# kon-tiki cooker HOT



## GTS1 (Aug 18, 2007)

We have noticed that when using the grill on our Kon-tiki 669 that the control knobs tend to get quite hot, has anyone else noticed? 

I can't see ours being the only one, surely this is a design fault if so what can be done so that we can cook on our "full cooker".

I could make a wooden handle that fits over the nice silver metal ones.

We don't often use the grill as it is not very good even for toast. but I dont use the airbags very often either but I still expect them to work when needed..


----------



## suedew (May 10, 2005)

Not sure if our oven/grill on the escape is the same, but there is metal plate which pulls out, well it says pull out when oven/grill in use (i think that is the wording can't see the van from here) ours is permanently out, haven't noticed controls of cooker getting hot.

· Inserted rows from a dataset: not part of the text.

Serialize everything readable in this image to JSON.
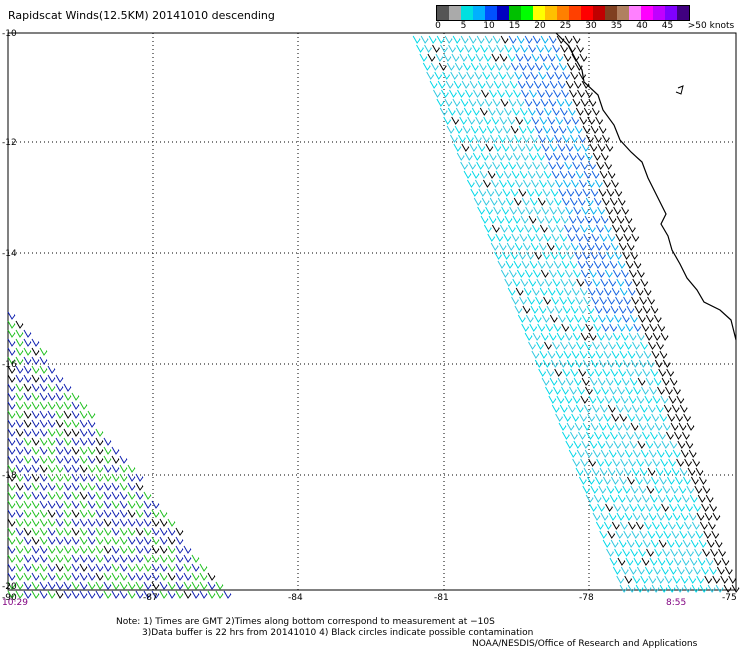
{
  "title": "Rapidscat Winds(12.5KM) 20141010 descending",
  "legend": {
    "colors": [
      "#555555",
      "#aaaaaa",
      "#00e0e0",
      "#00b0ff",
      "#0050ff",
      "#0000c0",
      "#00c000",
      "#00ff00",
      "#ffff00",
      "#ffc000",
      "#ff8000",
      "#ff4000",
      "#ff0000",
      "#c00000",
      "#804020",
      "#b08060",
      "#ff80ff",
      "#ff00ff",
      "#c000ff",
      "#8000ff",
      "#400080"
    ],
    "labels": [
      "0",
      "5",
      "10",
      "15",
      "20",
      "25",
      "30",
      "35",
      "40",
      "45",
      ">50 knots"
    ]
  },
  "axes": {
    "lat_labels": [
      "-10",
      "-12",
      "-14",
      "-16",
      "-18",
      "-20"
    ],
    "lon_labels": [
      "-90",
      "-87",
      "-84",
      "-81",
      "-78",
      "-75"
    ]
  },
  "times": {
    "left": "10:29",
    "right": "8:55"
  },
  "notes": {
    "line1": "Note: 1) Times are GMT 2)Times along bottom correspond to measurement at −10S",
    "line2": "3)Data buffer is 22 hrs from 20141010 4) Black circles indicate possible contamination"
  },
  "credit": "NOAA/NESDIS/Office of Research and Applications"
}
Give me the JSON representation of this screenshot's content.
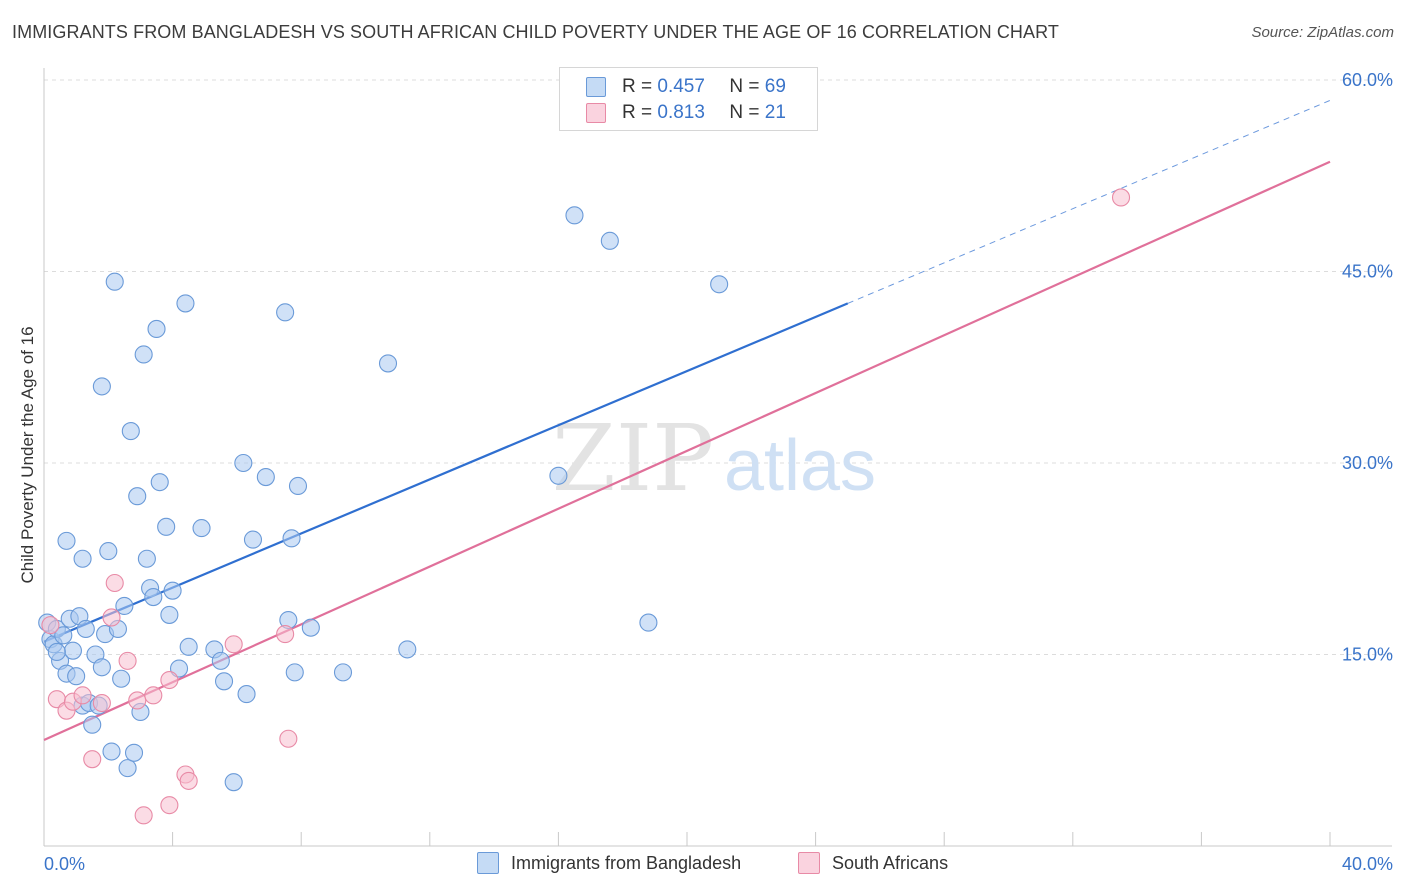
{
  "title": "IMMIGRANTS FROM BANGLADESH VS SOUTH AFRICAN CHILD POVERTY UNDER THE AGE OF 16 CORRELATION CHART",
  "source": "Source: ZipAtlas.com",
  "watermark": {
    "zip": "ZIP",
    "atlas": "atlas"
  },
  "legend": {
    "r_label": "R =",
    "n_label": "N =",
    "rows": [
      {
        "r": "0.457",
        "n": "69",
        "color": "#a9c8f0",
        "stroke": "#6a9ad8"
      },
      {
        "r": "0.813",
        "n": "21",
        "color": "#f7c0d0",
        "stroke": "#e88aa6"
      }
    ]
  },
  "chart_data": {
    "type": "scatter",
    "xlabel": "",
    "ylabel": "Child Poverty Under the Age of 16",
    "xlim": [
      0,
      40
    ],
    "ylim": [
      0,
      60
    ],
    "x_tick_labels": [
      "0.0%",
      "40.0%"
    ],
    "y_ticks": [
      15,
      30,
      45,
      60
    ],
    "y_tick_labels": [
      "15.0%",
      "30.0%",
      "45.0%",
      "60.0%"
    ],
    "grid": true,
    "series": [
      {
        "name": "Immigrants from Bangladesh",
        "color": "#a9c8f0",
        "stroke": "#6a9ad8",
        "line_color": "#2f6fd0",
        "trend": {
          "x0": 0,
          "y0": 16.0,
          "x1": 25.0,
          "y1": 42.5,
          "extend_to": 40,
          "extend_y": 58.4
        },
        "points": [
          [
            0.1,
            17.5
          ],
          [
            0.2,
            16.2
          ],
          [
            0.3,
            15.8
          ],
          [
            0.4,
            17.0
          ],
          [
            0.5,
            14.5
          ],
          [
            0.6,
            16.5
          ],
          [
            0.7,
            13.5
          ],
          [
            0.8,
            17.8
          ],
          [
            0.9,
            15.3
          ],
          [
            1.0,
            13.3
          ],
          [
            1.1,
            18.0
          ],
          [
            1.2,
            11.0
          ],
          [
            1.2,
            22.5
          ],
          [
            1.3,
            17.0
          ],
          [
            1.4,
            11.2
          ],
          [
            1.5,
            9.5
          ],
          [
            1.6,
            15.0
          ],
          [
            1.7,
            11.0
          ],
          [
            1.8,
            14.0
          ],
          [
            1.9,
            16.6
          ],
          [
            2.0,
            23.1
          ],
          [
            2.1,
            7.4
          ],
          [
            2.3,
            17.0
          ],
          [
            2.4,
            13.1
          ],
          [
            2.5,
            18.8
          ],
          [
            2.6,
            6.1
          ],
          [
            2.8,
            7.3
          ],
          [
            2.9,
            27.4
          ],
          [
            3.0,
            10.5
          ],
          [
            3.2,
            22.5
          ],
          [
            3.3,
            20.2
          ],
          [
            3.4,
            19.5
          ],
          [
            3.5,
            40.5
          ],
          [
            3.6,
            28.5
          ],
          [
            3.8,
            25.0
          ],
          [
            3.9,
            18.1
          ],
          [
            4.0,
            20.0
          ],
          [
            4.2,
            13.9
          ],
          [
            4.4,
            42.5
          ],
          [
            4.5,
            15.6
          ],
          [
            4.9,
            24.9
          ],
          [
            5.3,
            15.4
          ],
          [
            5.5,
            14.5
          ],
          [
            5.6,
            12.9
          ],
          [
            5.9,
            5.0
          ],
          [
            6.2,
            30.0
          ],
          [
            6.3,
            11.9
          ],
          [
            6.5,
            24.0
          ],
          [
            6.9,
            28.9
          ],
          [
            7.5,
            41.8
          ],
          [
            7.6,
            17.7
          ],
          [
            7.7,
            24.1
          ],
          [
            7.8,
            13.6
          ],
          [
            7.9,
            28.2
          ],
          [
            8.3,
            17.1
          ],
          [
            9.3,
            13.6
          ],
          [
            10.7,
            37.8
          ],
          [
            11.3,
            15.4
          ],
          [
            16.0,
            29.0
          ],
          [
            16.5,
            49.4
          ],
          [
            17.6,
            47.4
          ],
          [
            18.8,
            17.5
          ],
          [
            21.0,
            44.0
          ],
          [
            2.2,
            44.2
          ],
          [
            1.8,
            36.0
          ],
          [
            2.7,
            32.5
          ],
          [
            3.1,
            38.5
          ],
          [
            0.7,
            23.9
          ],
          [
            0.4,
            15.2
          ]
        ]
      },
      {
        "name": "South Africans",
        "color": "#f7c0d0",
        "stroke": "#e88aa6",
        "line_color": "#e0709a",
        "trend": {
          "x0": 0,
          "y0": 8.3,
          "x1": 40,
          "y1": 53.6
        },
        "points": [
          [
            0.2,
            17.3
          ],
          [
            0.4,
            11.5
          ],
          [
            0.7,
            10.6
          ],
          [
            0.9,
            11.3
          ],
          [
            1.2,
            11.8
          ],
          [
            1.5,
            6.8
          ],
          [
            1.8,
            11.2
          ],
          [
            2.1,
            17.9
          ],
          [
            2.2,
            20.6
          ],
          [
            2.6,
            14.5
          ],
          [
            2.9,
            11.4
          ],
          [
            3.1,
            2.4
          ],
          [
            3.4,
            11.8
          ],
          [
            3.9,
            13.0
          ],
          [
            3.9,
            3.2
          ],
          [
            4.4,
            5.6
          ],
          [
            4.5,
            5.1
          ],
          [
            5.9,
            15.8
          ],
          [
            7.5,
            16.6
          ],
          [
            7.6,
            8.4
          ],
          [
            33.5,
            50.8
          ]
        ]
      }
    ]
  },
  "bottom_legend": [
    "Immigrants from Bangladesh",
    "South Africans"
  ]
}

Know it may be a novel idea, but is there anything in the handbook for the cooker about it? :wink: 

Sue


----------



## cabby (May 14, 2005)

there should be a metal piece that either pulls out or clips on to protect your knobs.   just seen what i wrote.

cabby


----------



## GTS1 (Aug 18, 2007)

Just checked cannot see any plate or cover that pulls out , my knobs are definitely left unprotected.


----------



## CPW2007 (Aug 17, 2007)

We rarely use the grill but on the occasions that it is used our knobs  do not get very hot. We always leave the grill door fully open when the grill is used - other than that I can't really be of much help :? 

Our cooker is a Stoves 500 DF DIT if that helps :!: :?: 

Regards

Chris


----------



## Rapide561 (Oct 1, 2005)

*Cooker*

Hi

I think the pull out metal bit may well be model specific.

I have a Stoves cooker, model as detailed above. I rarely use the grill though but I can't say I have noticed hot knobs.

Russell


----------



## GTS1 (Aug 18, 2007)

Sorry Guys, its a thetford cooker on a Kon-tiki 669


----------



## karlb (Feb 22, 2009)

*Re: Cooker*



Rapide561 said:


> Hi
> 
> I think the pull out metal bit may well be model specific.
> 
> ...


even with the haircut? :lol:


----------